Hi everyone. I finally got tired of riding the roads around my house, and decided to load the bikes up last Saturday and head to Antelope Island. My son has been running with the local high school track team all spring, so his fitness was sure to put mine to shame. But, I put my pride in my pocket, and we headed for the Island.
The morning dawned cold and windy, so we added jackets and pants to our packs, but by the time we reached the island, the temperature had risen into the 60s...amazingly warm for northern Utah this time of year. The wind seemed to have died down also, but this was not the blessing it might seem. As soon as we opened the van door, the bugs began to swarm and buzz around. The gnats were especially vicious. We slathered on the bug repellent and took off.
Trying to outrun the gnats:
The Island was amazingly green, for being in the middle of a desert and a salty inland sea. It is probably only this green for a few days out of the year, so I was glad we made the trip. The loop we rode starts off by going along the beach at White Rock Bay. It is named for the white rock that sits in the middle of the bay...imagine that! But 7 years of drought have taken their toll on the Great Salt Lake, and White Rock is practically on the beach now. I'm sure the water is shallow enough that you could walk right out to the rock.
After you pass the bay, the trail turns uphill, slightly, and climbs toward the Elephant Head Trail spur. Unfortunately, this is the part of the ride where my son's superior conditioning becomes evident! He soon tired of riding with dad, and took off up the hill. Fortunately, he waited for me at the Elephant Head trailhead, on a bench so kindly provided by the State Parks Division for just such an occasion.

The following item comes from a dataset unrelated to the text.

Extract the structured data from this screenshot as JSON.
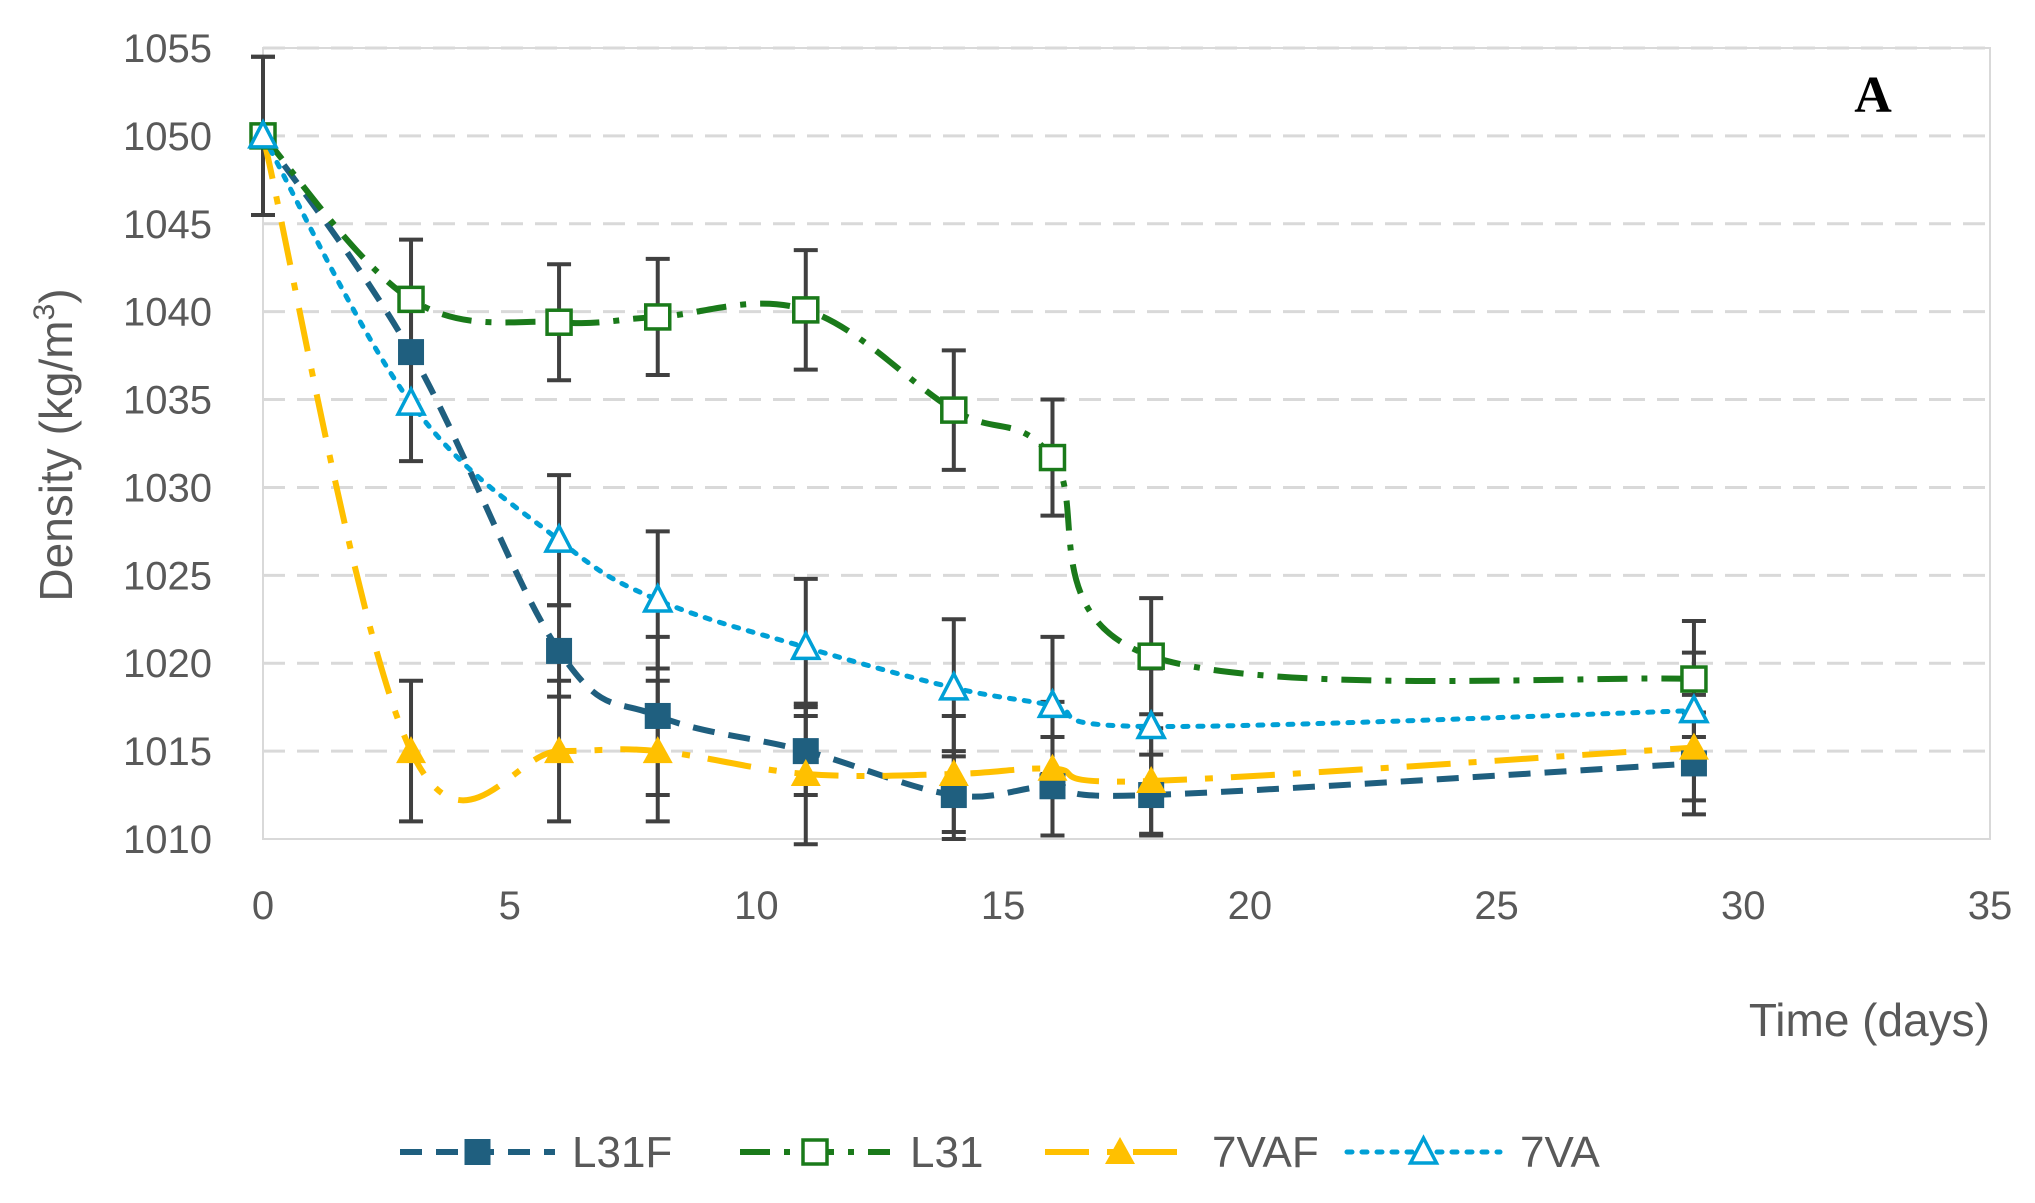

As you can probably see from the photo, the trail only gets steeper from this point. Fortunately, the climb to the Elephant Head trail is a short one...unfortunately, it's not short enough that I could stay with my son!

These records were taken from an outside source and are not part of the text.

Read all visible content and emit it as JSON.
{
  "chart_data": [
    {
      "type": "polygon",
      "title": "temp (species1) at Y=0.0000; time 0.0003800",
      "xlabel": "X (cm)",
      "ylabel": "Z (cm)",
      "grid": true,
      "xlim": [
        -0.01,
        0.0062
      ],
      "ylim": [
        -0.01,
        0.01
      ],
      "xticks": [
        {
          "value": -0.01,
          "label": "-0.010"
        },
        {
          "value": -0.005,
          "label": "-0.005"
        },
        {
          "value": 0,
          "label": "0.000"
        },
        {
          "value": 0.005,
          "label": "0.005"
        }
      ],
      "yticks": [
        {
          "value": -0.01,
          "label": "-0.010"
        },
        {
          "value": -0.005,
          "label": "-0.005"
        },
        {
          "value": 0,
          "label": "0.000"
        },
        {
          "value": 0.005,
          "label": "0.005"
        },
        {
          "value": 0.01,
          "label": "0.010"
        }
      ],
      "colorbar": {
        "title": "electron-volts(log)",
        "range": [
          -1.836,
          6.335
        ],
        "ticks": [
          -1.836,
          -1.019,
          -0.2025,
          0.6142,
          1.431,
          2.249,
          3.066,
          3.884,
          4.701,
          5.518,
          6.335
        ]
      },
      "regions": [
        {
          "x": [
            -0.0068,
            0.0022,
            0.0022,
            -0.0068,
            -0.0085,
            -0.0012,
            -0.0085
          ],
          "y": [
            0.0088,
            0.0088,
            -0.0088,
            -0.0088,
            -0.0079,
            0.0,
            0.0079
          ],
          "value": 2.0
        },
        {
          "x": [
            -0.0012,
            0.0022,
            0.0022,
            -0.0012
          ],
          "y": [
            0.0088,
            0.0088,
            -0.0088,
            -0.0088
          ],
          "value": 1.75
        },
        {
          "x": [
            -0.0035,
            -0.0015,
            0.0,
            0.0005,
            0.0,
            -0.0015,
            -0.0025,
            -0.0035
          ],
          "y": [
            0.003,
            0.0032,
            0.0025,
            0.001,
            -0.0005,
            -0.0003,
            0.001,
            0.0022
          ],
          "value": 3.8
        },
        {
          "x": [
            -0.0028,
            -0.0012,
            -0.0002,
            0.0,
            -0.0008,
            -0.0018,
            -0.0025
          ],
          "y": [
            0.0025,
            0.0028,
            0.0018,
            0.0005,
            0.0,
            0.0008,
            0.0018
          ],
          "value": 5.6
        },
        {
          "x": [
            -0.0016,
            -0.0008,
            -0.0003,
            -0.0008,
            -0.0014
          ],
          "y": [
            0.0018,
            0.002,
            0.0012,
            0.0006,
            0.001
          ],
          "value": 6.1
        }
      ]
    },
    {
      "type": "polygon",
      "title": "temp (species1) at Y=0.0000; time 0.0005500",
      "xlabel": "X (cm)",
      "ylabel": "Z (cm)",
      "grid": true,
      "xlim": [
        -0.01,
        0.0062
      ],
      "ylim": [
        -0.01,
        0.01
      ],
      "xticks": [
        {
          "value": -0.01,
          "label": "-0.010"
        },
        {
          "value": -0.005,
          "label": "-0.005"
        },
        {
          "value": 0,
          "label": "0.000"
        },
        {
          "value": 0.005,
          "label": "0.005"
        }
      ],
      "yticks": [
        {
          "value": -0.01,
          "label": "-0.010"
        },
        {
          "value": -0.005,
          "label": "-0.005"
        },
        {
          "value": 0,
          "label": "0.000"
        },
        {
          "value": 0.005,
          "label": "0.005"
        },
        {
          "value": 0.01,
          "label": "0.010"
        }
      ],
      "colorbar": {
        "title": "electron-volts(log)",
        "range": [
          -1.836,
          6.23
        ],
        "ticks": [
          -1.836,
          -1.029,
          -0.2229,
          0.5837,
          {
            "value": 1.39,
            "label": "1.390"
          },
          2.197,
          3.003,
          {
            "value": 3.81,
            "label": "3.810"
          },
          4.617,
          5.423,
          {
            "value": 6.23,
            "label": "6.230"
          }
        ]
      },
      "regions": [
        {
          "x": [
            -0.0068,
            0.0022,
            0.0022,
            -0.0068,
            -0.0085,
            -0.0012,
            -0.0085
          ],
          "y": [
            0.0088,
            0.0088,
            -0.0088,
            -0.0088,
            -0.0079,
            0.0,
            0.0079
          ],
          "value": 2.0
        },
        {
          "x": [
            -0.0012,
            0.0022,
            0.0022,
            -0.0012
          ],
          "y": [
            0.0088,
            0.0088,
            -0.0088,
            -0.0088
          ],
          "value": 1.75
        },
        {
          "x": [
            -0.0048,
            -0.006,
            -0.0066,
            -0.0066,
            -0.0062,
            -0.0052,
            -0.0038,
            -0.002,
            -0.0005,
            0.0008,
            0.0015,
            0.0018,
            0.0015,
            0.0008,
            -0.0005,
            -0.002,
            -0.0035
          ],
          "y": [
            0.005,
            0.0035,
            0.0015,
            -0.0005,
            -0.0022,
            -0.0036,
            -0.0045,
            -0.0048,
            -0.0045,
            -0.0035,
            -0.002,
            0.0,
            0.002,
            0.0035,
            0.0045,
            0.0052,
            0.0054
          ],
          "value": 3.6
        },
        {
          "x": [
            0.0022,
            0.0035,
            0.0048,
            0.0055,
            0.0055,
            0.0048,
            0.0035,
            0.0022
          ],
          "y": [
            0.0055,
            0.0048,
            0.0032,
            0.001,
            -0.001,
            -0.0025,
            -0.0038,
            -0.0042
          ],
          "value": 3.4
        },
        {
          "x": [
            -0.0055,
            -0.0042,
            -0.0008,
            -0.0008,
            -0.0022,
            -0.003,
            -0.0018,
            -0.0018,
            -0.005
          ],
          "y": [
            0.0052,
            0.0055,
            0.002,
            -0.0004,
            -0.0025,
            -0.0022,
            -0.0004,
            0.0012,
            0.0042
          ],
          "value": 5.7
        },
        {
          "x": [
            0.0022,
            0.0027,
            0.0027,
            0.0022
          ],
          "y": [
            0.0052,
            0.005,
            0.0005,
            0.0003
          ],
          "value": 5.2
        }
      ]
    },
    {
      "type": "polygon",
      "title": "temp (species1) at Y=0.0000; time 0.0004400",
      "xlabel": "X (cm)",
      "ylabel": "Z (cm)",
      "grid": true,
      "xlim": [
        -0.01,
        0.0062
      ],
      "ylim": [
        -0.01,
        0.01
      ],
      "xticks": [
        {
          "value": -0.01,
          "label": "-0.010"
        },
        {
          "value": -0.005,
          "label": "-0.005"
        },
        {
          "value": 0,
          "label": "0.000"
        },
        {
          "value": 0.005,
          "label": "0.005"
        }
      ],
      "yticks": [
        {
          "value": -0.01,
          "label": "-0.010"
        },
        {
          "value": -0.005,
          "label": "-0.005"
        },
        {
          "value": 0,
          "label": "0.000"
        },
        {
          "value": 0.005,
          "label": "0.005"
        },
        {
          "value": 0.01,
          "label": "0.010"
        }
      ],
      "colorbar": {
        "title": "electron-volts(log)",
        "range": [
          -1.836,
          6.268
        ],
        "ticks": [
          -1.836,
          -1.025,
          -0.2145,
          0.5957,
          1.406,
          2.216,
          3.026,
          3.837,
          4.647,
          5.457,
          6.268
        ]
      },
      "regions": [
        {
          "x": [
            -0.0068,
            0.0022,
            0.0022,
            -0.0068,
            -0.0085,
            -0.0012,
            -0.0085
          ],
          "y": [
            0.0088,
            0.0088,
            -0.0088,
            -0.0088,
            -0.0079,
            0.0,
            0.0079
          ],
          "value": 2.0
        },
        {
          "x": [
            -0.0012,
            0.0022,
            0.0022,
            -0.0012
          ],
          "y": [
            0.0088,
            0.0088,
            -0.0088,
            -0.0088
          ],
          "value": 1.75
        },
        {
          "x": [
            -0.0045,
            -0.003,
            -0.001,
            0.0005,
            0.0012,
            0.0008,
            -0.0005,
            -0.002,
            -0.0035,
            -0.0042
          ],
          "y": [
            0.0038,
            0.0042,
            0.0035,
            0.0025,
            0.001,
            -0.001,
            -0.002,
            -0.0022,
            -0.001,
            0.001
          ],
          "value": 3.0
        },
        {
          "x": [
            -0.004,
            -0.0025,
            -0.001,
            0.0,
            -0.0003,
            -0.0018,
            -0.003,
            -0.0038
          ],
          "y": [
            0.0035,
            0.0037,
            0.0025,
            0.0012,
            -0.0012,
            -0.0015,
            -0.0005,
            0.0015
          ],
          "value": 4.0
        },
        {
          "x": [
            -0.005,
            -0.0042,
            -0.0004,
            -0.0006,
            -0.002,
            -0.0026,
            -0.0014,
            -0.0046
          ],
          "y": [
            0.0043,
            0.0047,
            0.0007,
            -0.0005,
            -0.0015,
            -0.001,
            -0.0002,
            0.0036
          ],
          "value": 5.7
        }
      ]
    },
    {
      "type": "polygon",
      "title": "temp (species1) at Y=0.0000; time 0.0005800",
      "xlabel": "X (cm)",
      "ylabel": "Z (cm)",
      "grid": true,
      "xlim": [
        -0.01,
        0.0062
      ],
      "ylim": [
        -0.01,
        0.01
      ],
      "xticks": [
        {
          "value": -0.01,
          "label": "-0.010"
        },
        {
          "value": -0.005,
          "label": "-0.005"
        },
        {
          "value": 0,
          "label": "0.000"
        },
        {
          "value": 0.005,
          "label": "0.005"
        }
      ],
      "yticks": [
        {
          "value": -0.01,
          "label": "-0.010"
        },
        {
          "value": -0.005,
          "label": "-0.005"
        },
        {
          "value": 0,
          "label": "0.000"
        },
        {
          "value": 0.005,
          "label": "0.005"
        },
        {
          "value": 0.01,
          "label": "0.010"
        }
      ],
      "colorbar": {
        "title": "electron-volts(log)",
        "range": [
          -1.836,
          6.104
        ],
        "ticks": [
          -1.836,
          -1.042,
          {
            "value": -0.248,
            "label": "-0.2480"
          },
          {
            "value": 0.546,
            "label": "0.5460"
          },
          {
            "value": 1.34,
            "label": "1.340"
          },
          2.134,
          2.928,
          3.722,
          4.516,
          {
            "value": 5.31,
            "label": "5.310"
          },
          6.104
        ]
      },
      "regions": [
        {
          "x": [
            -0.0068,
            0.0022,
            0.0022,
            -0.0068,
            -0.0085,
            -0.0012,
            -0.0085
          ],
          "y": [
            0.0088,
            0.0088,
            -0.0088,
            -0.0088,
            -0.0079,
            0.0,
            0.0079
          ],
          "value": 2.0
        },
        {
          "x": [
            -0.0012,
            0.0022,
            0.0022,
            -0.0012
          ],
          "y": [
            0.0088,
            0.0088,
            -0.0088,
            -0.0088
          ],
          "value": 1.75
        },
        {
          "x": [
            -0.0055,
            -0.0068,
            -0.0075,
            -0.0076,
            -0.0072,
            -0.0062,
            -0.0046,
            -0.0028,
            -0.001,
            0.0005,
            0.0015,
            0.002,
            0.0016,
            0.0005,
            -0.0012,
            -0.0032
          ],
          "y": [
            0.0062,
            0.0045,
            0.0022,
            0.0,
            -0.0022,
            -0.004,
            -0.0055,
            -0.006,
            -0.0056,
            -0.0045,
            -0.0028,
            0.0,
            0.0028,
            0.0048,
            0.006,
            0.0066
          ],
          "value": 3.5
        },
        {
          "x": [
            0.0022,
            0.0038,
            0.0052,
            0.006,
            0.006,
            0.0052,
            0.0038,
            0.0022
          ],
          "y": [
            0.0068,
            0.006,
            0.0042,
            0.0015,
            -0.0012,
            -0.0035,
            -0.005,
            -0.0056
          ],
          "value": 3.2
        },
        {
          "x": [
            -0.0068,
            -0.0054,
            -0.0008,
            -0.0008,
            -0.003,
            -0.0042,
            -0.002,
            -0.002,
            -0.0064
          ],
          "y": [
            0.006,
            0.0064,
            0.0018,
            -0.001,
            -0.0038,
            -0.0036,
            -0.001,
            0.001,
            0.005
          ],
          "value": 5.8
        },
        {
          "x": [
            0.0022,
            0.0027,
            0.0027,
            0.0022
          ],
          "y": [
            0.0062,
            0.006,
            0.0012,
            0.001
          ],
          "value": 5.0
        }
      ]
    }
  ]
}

Good thing my son hadn't ridden this trail in many years. If he'd known which way to go, he probably wouldn't have waited for me again.
(Insert obligatory "kid leaning against a rock" pic here)
Once we reached the top of the climb, the good part of the ride began. The Elephant Head trail is 1.42 miles of swoopy, moderately technical singletrack goodness. After the long (for a fat guy) climb, it was nice to just let the bike run for a little while.
We reached the end of the trail and the Elephant Head overlook. The overlook is approximately 900 feet above the Great Salt Lake, and looks west toward Stansbury Island and Nevada.
The overlook also provided me a chance to catch my breath, and reapply the bug repellant my exertion had washed away. While there, we were able to admire the local flora and fauna.
Obligatory "bike leaning against inanimate object" pic:
Antelope Island is home to a transplanted herd of buffalo. Although they have free range of the island, they usually stay close to the northern end. I've never failed to get a glimpse of at least one buffalo, but they seemed especially prevalent on Saturday. I learned an important lesson about viewing buffalo while we were there.
This is an extremely safe distance from which to view a buffalo:
This is a moderately safe distance from which to view a buffalo:
This is an extremely unsafe distance from which to view a buffalo:
While climbing up to the cone on our final leg of the ride, we saw two trail patrolwomen on horseback approaching. We stopped our bikes to yield the trail to them, but they stopped also. I waved them forward, and they started pointing to our right. I looked over into the dry weeds, and saw this gentleman lumbering across the trail, about 50 yards away. I thought it would be a great photo op, so I reached for my camera in my pack. About that time, he decided he'd take a closer look at us, altered his course, and began walking straight for my son and I. If we turned around, the trail was downhill, so I thought we might be able to make a getaway. I stowed the camera, and slowly turned the bikes around, keeping an eye on the buffalo all the time. He seemed to lose interest in us, and at about 20 yards away, he turned back on his original course, and headed down toward the water ponds below us. I got this photo just after he turned away. When the patrolwomen saw he was moving away, they rode down the hill to us. "I want to know how fast your heart was beating," the leader asked. I replied, "It was beating quite fast, right up until the point it quit!" I replied. They laughed, and continued their ride down the hill. We had just one more obstacle to complete before our loop was complete, and the ride was over...I call it the Sand Wall.
It is said that age and treachery will always overcome youth and skill, and that was true in this case. My son tried several times to ride up the hill, but the sand and the rocks wore him down, and he ended up pushing his bike up the hill. Dad, on the other hand, used the packed line to the left, and made it up the hill...one small victory for the fat, old dads of the world!
A sandy, fast downhill, and we were back at the van. We quickly dove inside to avoid the gnats and biting flies, and headed for home. Of course, no ride would be complete without stopping for some refreshment on the way home.
Nothing like a pastrami burger and some fries, eaten with fantastic company, to finish a ride off right. If you made it this far, thanks for indulging me!